Compiled By Laird Wilcox

[For the paranoid] a subjective world can be constructed in which facts, accurately enough perceived in themselves, are endowed with a special interpretive significance in place of their actual significance … Thus, the subject matter of his interest has to do with hidden motives, underlying purposes, special meanings, and the like. He does not necessarily disagree with a normal person about the existence of any given fact; he disagrees only about its significance. DAVID SHAPIRO, Neurotic Styles, 1965.

What a man believes may be ascertained, not from his creed, but from the assumptions on which habitually acts. GEORGE BERNARD SHAW (1856-1950), Man and Superman, 1903.

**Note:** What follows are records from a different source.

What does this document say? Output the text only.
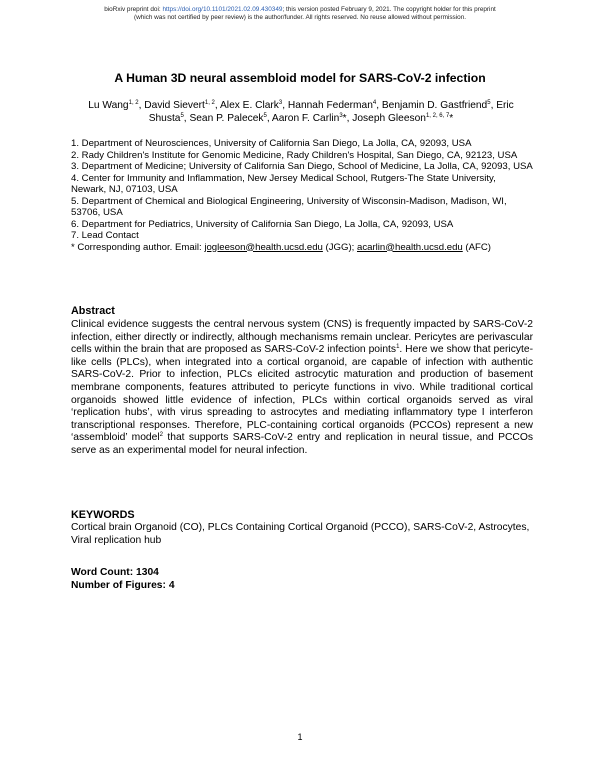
bioRxiv preprint doi: https://doi.org/10.1101/2021.02.09.430349; this version posted February 9, 2021. The copyright holder for this preprint
(which was not certified by peer review) is the author/funder. All rights reserved. No reuse allowed without permission.
A Human 3D neural assembloid model for SARS-CoV-2 infection
Lu Wang$^{1, 2}$, David Sievert$^{1, 2}$, Alex E. Clark$^3$, Hannah Federman$^4$, Benjamin D. Gastfriend$^5$, Eric Shusta$^5$, Sean P. Palecek$^5$, Aaron F. Carlin$^3$*, Joseph Gleeson$^{1, 2, 6, 7}$*

1. Department of Neurosciences, University of California San Diego, La Jolla, CA, 92093, USA

2. Rady Children's Institute for Genomic Medicine, Rady Children's Hospital, San Diego, CA, 92123, USA

3. Department of Medicine; University of California San Diego, School of Medicine, La Jolla, CA, 92093, USA

4. Center for Immunity and Inflammation, New Jersey Medical School, Rutgers-The State University, Newark, NJ, 07103, USA

5. Department of Chemical and Biological Engineering, University of Wisconsin-Madison, Madison, WI, 53706, USA

6. Department for Pediatrics, University of California San Diego, La Jolla, CA, 92093, USA

7. Lead Contact

* Corresponding author. Email: jogleeson@health.ucsd.edu (JGG); acarlin@health.ucsd.edu (AFC)

Abstract

Clinical evidence suggests the central nervous system (CNS) is frequently impacted by SARS-CoV-2 infection, either directly or indirectly, although mechanisms remain unclear. Pericytes are perivascular cells within the brain that are proposed as SARS-CoV-2 infection points$^1$. Here we show that pericyte-like cells (PLCs), when integrated into a cortical organoid, are capable of infection with authentic SARS-CoV-2. Prior to infection, PLCs elicited astrocytic maturation and production of basement membrane components, features attributed to pericyte functions in vivo. While traditional cortical organoids showed little evidence of infection, PLCs within cortical organoids served as viral ‘replication hubs’, with virus spreading to astrocytes and mediating inflammatory type I interferon transcriptional responses. Therefore, PLC-containing cortical organoids (PCCOs) represent a new ‘assembloid’ model$^2$ that supports SARS-CoV-2 entry and replication in neural tissue, and PCCOs serve as an experimental model for neural infection.

KEYWORDS

Cortical brain Organoid (CO), PLCs Containing Cortical Organoid (PCCO), SARS-CoV-2, Astrocytes, Viral replication hub

Word Count: 1304
Number of Figures: 4
1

Heretics were most often bitterly persecuted for the their least deviation from accepted belief. It was precisely their obstinacy about trifles that irritated the righteous to madness. LEO SHESTOV, All Things Are Possible, 1905.

A hard political ideology is “comprehensive” in that it offers a self-sufficient worldview able to explain in terms of an integrated set of axioms why virtually any significant social or historical event occurs as it does. “Fundamentalist” religions frequently offer equivalent perspectives, which may be why communism is so often referred to as a secular religion. TONY SMITH, Thinking Like A Communist, 1987.

During the great terror, the men who spilt most blood were precisely those who had the greatest desire to let their equals enjoy the golden age they had dreamt of, and who had the most sympathy with human wretchedness: optimists, idealists, and sensitive men, the greater desire they had for universal happiness the more inexorable they showed themselves. GEORGES SOREL, Reflections On Violence, 1910.

Experience has always shown us hitherto that revolutionaries plead “reasons of state” as soon as they get into power, that they employ police methods and look upon justice as a weapon which they may use unfairly against their enemies. GEORGES SOREL (1847-1922), Reflections On Violence, 1906.

Policies are judged by their consequences but crusades are judged by how good they make the crusaders feel. THOMAS SOWELL, Compassion Vs. Guilt, 1987.

Laws which prescribe what everyone must believe, and forbid men to say or write anything against this or that opinion, are often passed to gratify, or rather to appease the anger of those who cannot abide independent minds. BARUCH SPINOZA (1632-1677), Theological Political Treatise, 1670.

It is curious to observe the triumph of slight incidents over the mind, what incredible weight they have in forming and governing our opinions of both men and things. LAURENCE STERNE (1713-1768), Tristam Shandy, 1759.

It is in thenature of an hypothesis, when once a man has conceived it, that it assimilates everything to itself as proper nourishment, and, from the first moment of begetting it, it generally grows the stronger by everything you see, hear, read, or understand. LAURENCE STERNE (1713-1768), Tristam Shandy.

The paranoid is preoccupied with issues of dominance and submission, superior or inferior. Interpersonal relationships are often described in terms of winning or losing, and one gets the general impression that life is viewed as a contest. DAVID W. SWANSON, MD, et. al., The Paranoid, 1970.